18 Dicembre 2014 in Wir sind jung. Wir sind stark.

Burhan Qurbani, giovane regista di origini afgane, si inserisce con il suo secondo lungometraggio (dopo “Shahada”, premiato alla 60° edizione del Festival di Berlino nel 2010), “We are young, we are strong”, nella rosa dei migliori titoli della nona edizione del Festival Internazionale del Film di Roma, ricordando uno degli episodi più drammatici di xenofobia nella storia tedesca contemporanea. Nell’agosto del 1992, all’est del paese covava una crescente atmosfera di astio, strettamente collegato alle ideologie che avevano impostato le basi della tragedia del secondo conflitto mondiale: tremila neonazisti incendiano un centro d’accoglienza che ospitava centinaia di rifugiati vietnamiti. Era il sintomo di un germe furioso ancora presente all’interno della nazione tedesca, ma veicolava anche una rinnovata forma di intolleranza, specchio di una profonda crisi morale ed esistenziale nella società, che si riflette nelle abitudini di alcuni dei personaggi principali del film.

La frase pilota della linea narrativa di “We are young, we are strong” è stata individuata nelle parole di Antonio Gramsci, antecedenti alla catastrofe della seconda guerra mondiale: “Il vecchio mondo muore, e il nuovo non può nascere: oggi è il tempo dei mostri”. E quei mostri sono i membri della banda di Stefan, ultimi “rebels without a cause”, che scatenano le proprie veemenze senza una concreta consapevolezza. È ciò che emerge in primis da tutti gli aspetti della pellicola: il regista punta su scelte stilistiche di significanza rigorosa, che conducono con classe sia la parabola narrativa in progressiva crescita, sia gli attori totalmente immersi nei loro ruoli, lasciando da parte l’atto recitativo cosiddetto di “finzione”. Qurbani ricerca una dimensione umana laddove essa appare assente, guidando la cinepresa in inseguimenti costanti e vorticosi dei volti e degli sguardi e tracciando un’analisi non priva di empatia.

In aiuto giunge anche la scelta fotografica di variare la colorimetria, dalla cupezza del bianco e nero alla nitidezza della gamma cromatica.
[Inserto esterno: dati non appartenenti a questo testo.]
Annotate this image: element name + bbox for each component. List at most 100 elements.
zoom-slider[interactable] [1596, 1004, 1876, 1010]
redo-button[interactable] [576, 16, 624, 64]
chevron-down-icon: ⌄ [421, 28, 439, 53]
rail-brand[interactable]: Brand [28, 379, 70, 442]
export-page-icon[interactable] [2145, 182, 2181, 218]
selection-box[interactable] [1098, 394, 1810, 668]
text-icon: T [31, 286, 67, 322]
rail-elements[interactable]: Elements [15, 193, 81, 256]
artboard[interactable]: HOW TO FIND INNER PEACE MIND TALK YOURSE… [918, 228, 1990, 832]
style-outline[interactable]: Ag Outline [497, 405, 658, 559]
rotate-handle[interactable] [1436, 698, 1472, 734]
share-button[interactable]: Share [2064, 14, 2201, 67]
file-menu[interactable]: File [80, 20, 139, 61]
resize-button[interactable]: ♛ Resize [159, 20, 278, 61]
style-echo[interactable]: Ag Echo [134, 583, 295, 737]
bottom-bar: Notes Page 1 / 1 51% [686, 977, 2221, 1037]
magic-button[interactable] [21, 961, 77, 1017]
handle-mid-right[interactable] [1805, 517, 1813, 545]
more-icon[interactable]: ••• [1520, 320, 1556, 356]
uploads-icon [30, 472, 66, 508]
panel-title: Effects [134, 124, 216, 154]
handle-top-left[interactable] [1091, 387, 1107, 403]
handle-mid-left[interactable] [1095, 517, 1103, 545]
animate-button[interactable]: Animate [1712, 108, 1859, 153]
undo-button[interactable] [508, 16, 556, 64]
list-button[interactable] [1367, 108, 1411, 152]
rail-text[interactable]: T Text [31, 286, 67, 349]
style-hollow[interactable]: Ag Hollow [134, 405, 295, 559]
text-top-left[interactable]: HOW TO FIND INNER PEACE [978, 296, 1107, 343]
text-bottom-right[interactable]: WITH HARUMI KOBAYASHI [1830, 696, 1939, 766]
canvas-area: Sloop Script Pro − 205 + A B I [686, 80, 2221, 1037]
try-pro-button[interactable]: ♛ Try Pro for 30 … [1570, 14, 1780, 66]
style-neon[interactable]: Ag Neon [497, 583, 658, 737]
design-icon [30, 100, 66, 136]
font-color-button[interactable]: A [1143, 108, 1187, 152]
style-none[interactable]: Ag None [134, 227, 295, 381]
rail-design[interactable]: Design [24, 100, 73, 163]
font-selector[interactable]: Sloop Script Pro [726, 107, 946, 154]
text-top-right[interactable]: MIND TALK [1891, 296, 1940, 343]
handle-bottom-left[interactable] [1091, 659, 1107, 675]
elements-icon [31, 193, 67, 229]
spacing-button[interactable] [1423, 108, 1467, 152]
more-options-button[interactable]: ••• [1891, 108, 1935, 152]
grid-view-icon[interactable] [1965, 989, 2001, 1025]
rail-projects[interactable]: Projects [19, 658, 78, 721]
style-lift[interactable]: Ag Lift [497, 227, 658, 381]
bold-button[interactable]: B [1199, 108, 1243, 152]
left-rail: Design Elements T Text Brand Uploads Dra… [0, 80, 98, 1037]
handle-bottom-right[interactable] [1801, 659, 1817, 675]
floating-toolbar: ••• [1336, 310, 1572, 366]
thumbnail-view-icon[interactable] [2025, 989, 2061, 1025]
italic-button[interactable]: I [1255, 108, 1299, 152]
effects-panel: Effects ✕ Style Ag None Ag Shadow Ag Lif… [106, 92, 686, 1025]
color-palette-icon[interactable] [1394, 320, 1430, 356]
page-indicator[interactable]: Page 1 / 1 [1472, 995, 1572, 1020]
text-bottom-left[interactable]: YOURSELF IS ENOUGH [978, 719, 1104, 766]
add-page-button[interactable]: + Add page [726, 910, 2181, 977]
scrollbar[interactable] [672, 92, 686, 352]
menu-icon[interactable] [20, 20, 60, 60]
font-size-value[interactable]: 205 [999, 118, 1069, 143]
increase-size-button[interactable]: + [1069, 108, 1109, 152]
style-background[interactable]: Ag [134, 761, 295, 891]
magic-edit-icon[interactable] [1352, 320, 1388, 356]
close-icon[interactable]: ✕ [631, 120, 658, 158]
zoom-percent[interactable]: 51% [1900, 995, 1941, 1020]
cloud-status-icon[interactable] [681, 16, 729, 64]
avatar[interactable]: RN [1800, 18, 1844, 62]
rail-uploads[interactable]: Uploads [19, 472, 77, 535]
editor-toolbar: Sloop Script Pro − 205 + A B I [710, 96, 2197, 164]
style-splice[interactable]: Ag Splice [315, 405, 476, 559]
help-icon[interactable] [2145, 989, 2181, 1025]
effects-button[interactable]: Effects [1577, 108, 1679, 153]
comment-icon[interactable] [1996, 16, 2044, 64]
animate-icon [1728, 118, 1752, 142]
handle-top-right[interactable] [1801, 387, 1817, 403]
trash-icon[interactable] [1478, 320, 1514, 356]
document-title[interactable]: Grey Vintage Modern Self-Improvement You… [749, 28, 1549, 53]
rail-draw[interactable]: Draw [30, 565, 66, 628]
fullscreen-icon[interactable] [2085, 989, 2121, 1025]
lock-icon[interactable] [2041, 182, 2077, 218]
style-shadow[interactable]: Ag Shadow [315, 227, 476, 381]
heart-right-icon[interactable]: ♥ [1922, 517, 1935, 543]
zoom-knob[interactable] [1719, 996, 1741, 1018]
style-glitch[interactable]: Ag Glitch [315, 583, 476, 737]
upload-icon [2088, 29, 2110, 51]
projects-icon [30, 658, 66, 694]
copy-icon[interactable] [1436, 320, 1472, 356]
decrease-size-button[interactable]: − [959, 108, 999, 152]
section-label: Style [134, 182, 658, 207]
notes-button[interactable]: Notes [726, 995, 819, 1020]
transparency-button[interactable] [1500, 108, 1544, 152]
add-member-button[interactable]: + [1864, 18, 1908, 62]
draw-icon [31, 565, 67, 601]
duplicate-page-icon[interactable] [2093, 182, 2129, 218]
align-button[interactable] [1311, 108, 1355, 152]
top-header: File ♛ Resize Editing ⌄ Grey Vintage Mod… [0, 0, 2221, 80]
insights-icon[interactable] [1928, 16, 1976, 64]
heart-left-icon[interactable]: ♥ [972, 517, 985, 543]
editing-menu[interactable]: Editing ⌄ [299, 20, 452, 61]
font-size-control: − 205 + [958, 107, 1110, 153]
Il risultato è che non emergono né eroi né antieroi: ogni singolo personaggio porta con sé un bagaglio del tutto vario e personale fornitogli dalle proprie esperienze, mentre la presunta fermezza dei loro ideali lascia spazio alle insicurezze dello smarrimento psicofisico nel ciclone della violenza. Lo spettatore percepisce tutto ciò in maniera tangibile e partecipa all’allontanamento dello sguardo registico, che prende una posizione meno netta e più distaccata rispetto ai fatti, così che l’opera possa acquisire un nuovo senso del ritmo, ancor più cadenzato. Nessuna accusa, nessuna denuncia: soltanto la rappresentazione della realtà, e questo anche grazie ad un cast giovane e di prodigioso talento.